Riding the waves of change

“The only thing constant in the world is change.
That’s why today I take life as it comes.” India Arie

This song by India Arie for me, sums up the aspect of change, we cannot escape it no matter how hard we try and the only way to deal with it is day by day, moment by moment, breath by breath. From a young age, as if almost instilled in us is the struggle with things changing. What a paradox it seems for everything at every moment is in a constant state of evolution. As a mother, I witness first hand my 3 year old struggle with change and for him he shows it on an external level with temper tantrums, sleep patterns changing and just plain frustration. After Hurricane Katrina, my whole family was relocated here to Florida from Biloxi, that was a lot of change for all of us. Each day we had to learn to “take life as it comes” for we were unsure of what the future would hold, all we knew was that things were changing and changing rapidly. Now after some time has past I can look back and see how we all evolved and grew during that time.

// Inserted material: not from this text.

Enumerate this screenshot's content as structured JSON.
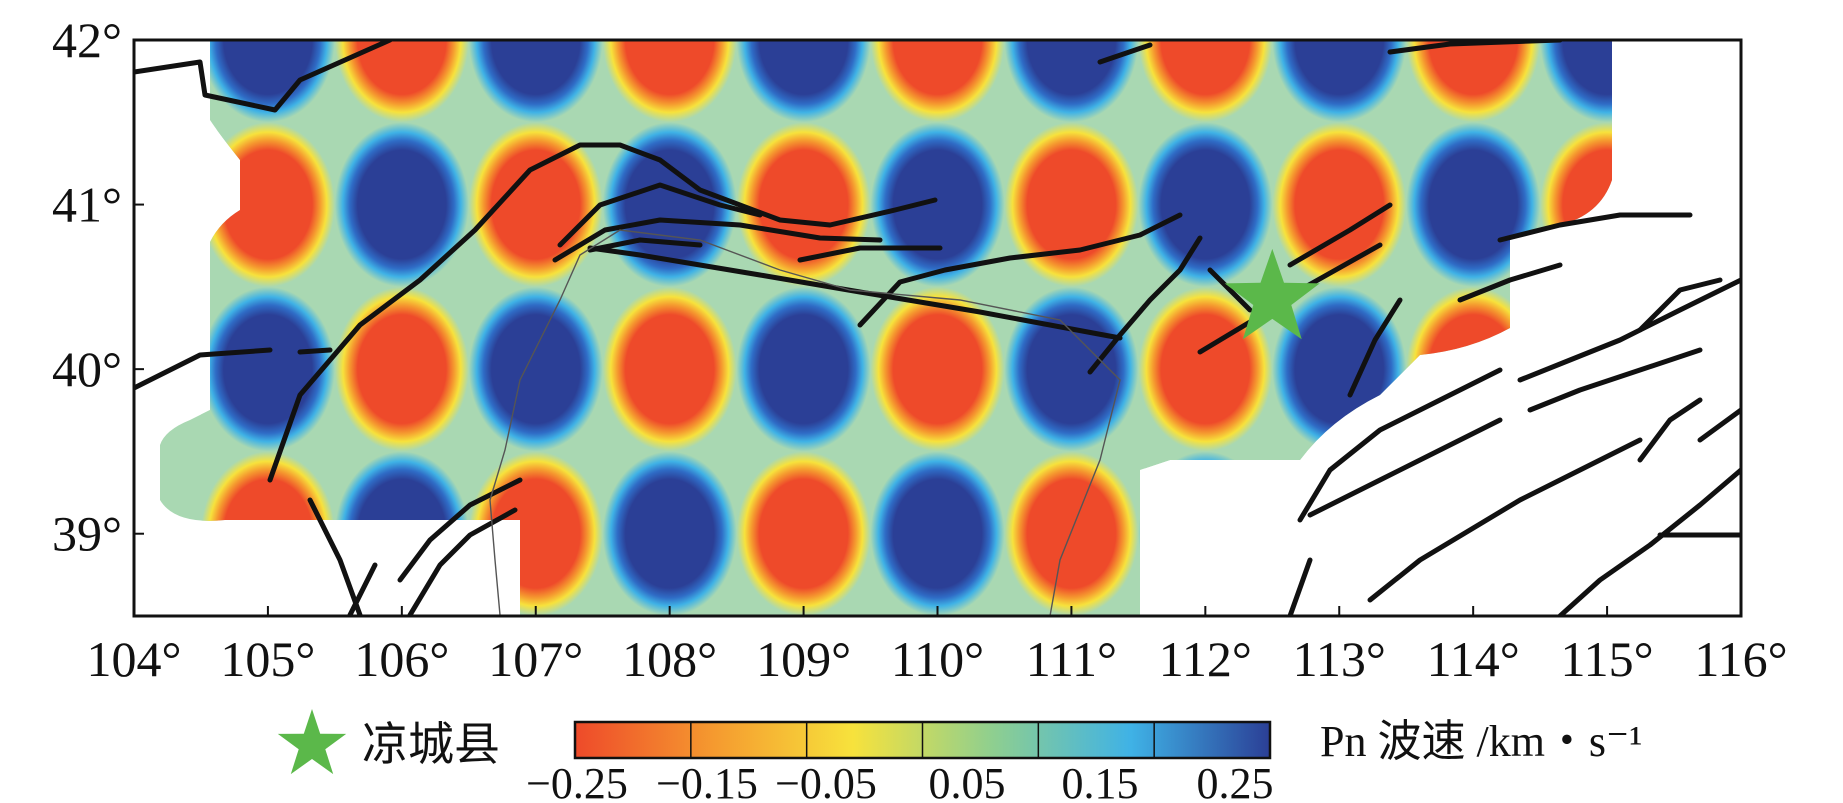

In Yoga there is a Sanskrit term Parinamavada, the idea that constant change is an inherent part of life. If we can learn to embrace this concept maybe our need to struggle would diminish. We would finally understand what it is meant to be in the present moment on and off our yoga mats. It is the day to day checking in and accessing where we are and not assuming that we are the same as we were the day before. On the mat is the discerning of what kind of practice best serves us. Finding that connection between the body, mind and spirit, not doing what we think we should do, being who we think we should be, just simply the connecting to the truth of the moment and moving from that space. Even throughout a practice we can feel an evolution taking place, our bodies begin to open, that postures take us deeper, the breathe levels and the mind subsides. For me that is the important aspect of beginning and ending the time on the mat with moments of meditation and honoring the changes that you want to create and that have occurred and honoring yourself for showing up. Each day if we take a moment and check in we can see who we are in that moment and also honor ourselves for showing up. So much of yoga is the work outside the mat, but the work on it helps us to become more aware. Living Yoga and doing Yoga are two separate things, but we must start somewhere.

So as the seasons change, day turns to night, infants turn into toddlers, the young become the old, can we learn to ride the ebb and flow of life? The answer I believe is YES… through surrender, through acceptance. In Buddhism it is believed that we all struggle until we realize that we don’t have to and then struggling subsides. There are times when life brings us change with a small wave lapping up the shore and other times that life brings us a hurricane of change. Hold on tight, breathe in breathe out and now that “This to shall pass.” Namaste’

Where is God?

When asked where God is, people point towards the sky or some far and distant region; no wonder then that He does not manifest Himself! Realize that He is in you, with you, behind you, and all around you; and He can be seen and felt everywhere.